Once again, I am angered by the lack of foresight in people pleading for compassion at the expense of human safety. The rabbits are far from being an endangered species and they multiply like crazy. Sure, they are cute, but there are animals far more threatened in the wild. If these students would put the same effort in fighting habitat destruction they’d have a much higher beneficial impact.

That would require placing logic and pragmatism above knee-jerk compassion instincts. It feels great to show compassion, but wouldn’t you rather know that what you are doing is actually having an impact and it’s not just a band-aid measure?!?

Sources / More info: cbc-bunny, cbc-movers, zamo-angola


  1. Of course rabbits aren't endangered... that's not the problem here at all. The problem is that people are bringing animals into their homes without thinking it through. When it finally dawns on them that a live rabbit doesn't act like a stuffed toy, they dump it on the UVic campus. This is happening all over North America in similar rabbit dumps. These settings are not at all appropriate for the rabbits and they end up living very poor-quality lives (malnutrition, disease, unsanitary conditions, accident and injury, etc.) - nothing like the lives they would lead if they were wild rabbits in a natural setting. And, of course, problems for humans also ensue from these rabbit dumps. (Although, frankly, UVic keeps saying they're concerned about athletes' safety, but I've not seen them cite single case of an athlete actually hurting themselves.).

    You suggest that a trap-neuter-release program would be a band-aid solution, and I agree with you, but a cull is just as much a band-aid solution.

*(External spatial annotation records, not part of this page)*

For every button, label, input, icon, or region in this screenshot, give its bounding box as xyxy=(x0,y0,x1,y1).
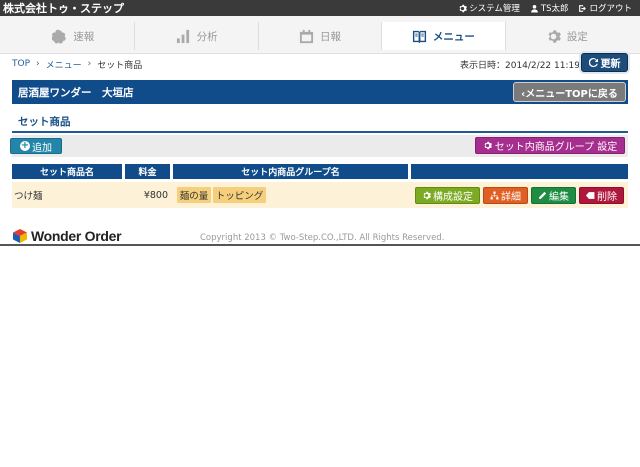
refresh-label: 更新 xyxy=(600,59,621,70)
tab-menu[interactable]: メニュー xyxy=(381,22,505,50)
back-to-menu-top-button[interactable]: ‹メニューTOPに戻る xyxy=(513,82,626,102)
logout-label: ログアウト xyxy=(589,4,632,14)
user-icon xyxy=(531,4,538,12)
delete-label: 削除 xyxy=(597,192,617,203)
plus-icon: + xyxy=(20,140,30,151)
edit-button[interactable]: 編集 xyxy=(531,187,576,204)
logo-cube-icon xyxy=(13,229,27,243)
store-name: 居酒屋ワンダー 大垣店 xyxy=(18,86,134,99)
system-admin-label: システム管理 xyxy=(469,4,520,14)
copyright-text: Copyright 2013 © Two-Step.CO.,LTD. All R… xyxy=(200,233,445,243)
column-header-groups: セット内商品グループ名 xyxy=(173,164,408,179)
chevron-right-icon: › xyxy=(87,59,92,69)
top-bar-links: システム管理 TS太郎 ログアウト xyxy=(458,0,632,16)
set-item-price: ¥800 xyxy=(143,189,168,201)
section-title: セット商品 xyxy=(18,116,71,128)
gear-icon xyxy=(484,141,492,150)
group-setting-button[interactable]: セット内商品グループ 設定 xyxy=(475,137,625,154)
breadcrumb-top-link[interactable]: TOP xyxy=(12,59,30,69)
tab-label: メニュー xyxy=(432,30,475,43)
company-name: 株式会社トゥ・ステップ xyxy=(3,2,124,15)
chevron-right-icon: › xyxy=(36,59,40,69)
refresh-icon xyxy=(588,58,598,67)
bar-chart-icon xyxy=(176,29,189,43)
wonder-order-logo: Wonder Order xyxy=(12,227,122,245)
column-header-set-name: セット商品名 xyxy=(12,164,122,179)
pencil-icon xyxy=(539,191,547,199)
gear-icon xyxy=(548,29,561,43)
display-datetime: 表示日時：2014/2/22 11:19 xyxy=(460,60,580,71)
tab-label: 速報 xyxy=(73,30,95,43)
book-icon xyxy=(412,30,426,43)
group-setting-label: セット内商品グループ 設定 xyxy=(494,142,618,153)
group-tag: 麺の量 xyxy=(177,187,211,203)
main-nav: 速報 分析 日報 メニュー 設定 xyxy=(12,22,629,50)
breadcrumb-menu-link[interactable]: メニュー xyxy=(46,58,82,71)
gear-icon xyxy=(459,4,468,12)
tab-sokuho[interactable]: 速報 xyxy=(12,22,135,50)
group-tag: トッピング xyxy=(213,187,266,203)
gear-icon xyxy=(423,191,431,200)
logout-icon xyxy=(579,4,587,12)
breadcrumb: TOP › メニュー › セット商品 xyxy=(12,57,142,71)
bolt-icon xyxy=(52,29,66,44)
tab-label: 分析 xyxy=(196,30,218,43)
store-header: 居酒屋ワンダー 大垣店 ‹メニューTOPに戻る xyxy=(12,80,628,104)
user-name: TS太郎 xyxy=(540,4,569,14)
calendar-icon xyxy=(299,29,314,43)
column-header-price: 料金 xyxy=(125,164,170,179)
breadcrumb-current: セット商品 xyxy=(97,60,143,71)
tab-bunseki[interactable]: 分析 xyxy=(134,22,258,50)
user-link[interactable]: TS太郎 xyxy=(530,2,569,14)
delete-button[interactable]: 削除 xyxy=(579,187,624,204)
tab-label: 日報 xyxy=(320,30,342,43)
refresh-button[interactable]: 更新 xyxy=(581,53,628,72)
logout-link[interactable]: ログアウト xyxy=(578,2,632,14)
config-label: 構成設定 xyxy=(433,192,473,203)
backspace-icon xyxy=(586,192,595,199)
column-header-actions xyxy=(411,164,628,179)
system-admin-link[interactable]: システム管理 xyxy=(458,2,520,14)
set-item-name: つけ麺 xyxy=(14,191,43,202)
tab-settei[interactable]: 設定 xyxy=(504,22,629,50)
tab-nippo[interactable]: 日報 xyxy=(257,22,382,50)
footer-divider xyxy=(0,244,640,246)
edit-label: 編集 xyxy=(549,192,569,203)
add-button[interactable]: + 追加 xyxy=(10,138,62,154)
sitemap-icon xyxy=(490,191,499,200)
logo-text: Wonder Order xyxy=(31,228,122,244)
section-divider xyxy=(12,131,628,133)
detail-button[interactable]: 詳細 xyxy=(483,187,528,204)
config-button[interactable]: 構成設定 xyxy=(415,187,480,204)
top-bar: 株式会社トゥ・ステップ システム管理 TS太郎 ログアウト xyxy=(0,0,640,16)
tab-label: 設定 xyxy=(566,30,588,43)
detail-label: 詳細 xyxy=(501,192,521,203)
add-label: 追加 xyxy=(32,142,52,154)
main-nav-wrapper: 速報 分析 日報 メニュー 設定 xyxy=(0,16,640,54)
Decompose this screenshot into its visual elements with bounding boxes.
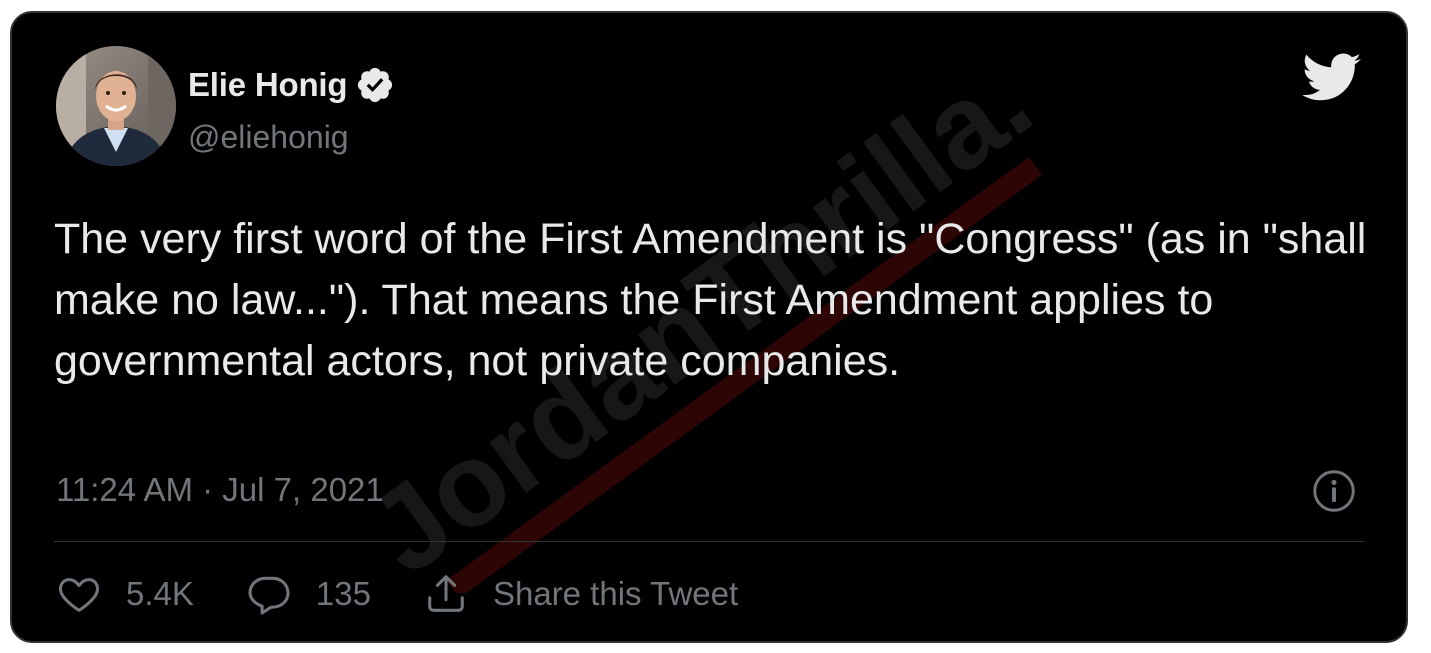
heart-icon (58, 578, 100, 612)
reply-button[interactable]: 135 (246, 571, 371, 617)
tweet-actions: 5.4K 135 Share this Tweet (56, 569, 738, 619)
tweet-text: The very first word of the First Amendme… (54, 215, 1367, 385)
tweet-card: Elie Honig @eliehonig JordanThrilla. The… (10, 11, 1408, 643)
author-handle[interactable]: @eliehonig (188, 119, 349, 156)
author-name-row: Elie Honig (188, 65, 395, 105)
divider (54, 541, 1364, 542)
avatar-image (56, 46, 176, 166)
speech-bubble-icon (248, 576, 290, 615)
avatar[interactable] (56, 46, 176, 166)
share-upload-icon (428, 575, 464, 612)
tweet-timestamp[interactable]: 11:24 AM · Jul 7, 2021 (56, 471, 384, 509)
like-count: 5.4K (126, 575, 194, 612)
verified-badge-icon (355, 65, 395, 105)
like-button[interactable]: 5.4K (56, 571, 194, 617)
reply-count: 135 (315, 575, 371, 612)
share-button[interactable]: Share this Tweet (423, 571, 738, 617)
display-name[interactable]: Elie Honig (188, 66, 348, 104)
twitter-bird-icon[interactable] (1302, 53, 1362, 103)
share-label: Share this Tweet (492, 575, 739, 612)
info-icon[interactable] (1312, 469, 1356, 513)
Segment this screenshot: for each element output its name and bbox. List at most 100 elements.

I think it's wonderful and very important that people put effort into fighting habitat destruction and saving endangered species, but that doesn't mean that speaking out against rabbit dumps is illogical or wasteful. Really, it all stems from the same thing: a lack of respect for non-human life, and a lack of foresight and responsibility for one's actions.

    I don't expect you to care about rabbit dumps - there's so much wrong in the world, we can't all care about all of it. But I think it's a great shame that you are against the people who do care. Divide-and-conquer is no way to save the world.

  2. I think they seem to be dealing with two problems. First, the problem you are identifying, is pet abandonment. This does not happen only with rabbits. Many people buy or adopt pets and then, when either their life circumstances change or they get bored, abandon them, dumping their problem onto other people. This is not solved by a cull, but it's not solved by freeing captured rabbits either.

    The second problem - in fact, several, as cited by the article - is the damage the rabbits caused. This is a problem that would be solved (albeit temporarily) by a cull. It is also a problem that is actually aggravated by the activists' actions. Speaking out against pet dumping is a worthy cause, but interfering with the cull / trap program does not advance it, as it forces other people - who have no connection to either rabbits or pet dumping - to suffer adverse consequences.

    I agree that divide-and-conquer is no way to save the world. That's why I think the activists would better serve their cause by helping the UVic administration to get rid of the rabbits, as painful as it may be, and step up their efforts to inform and educate the public.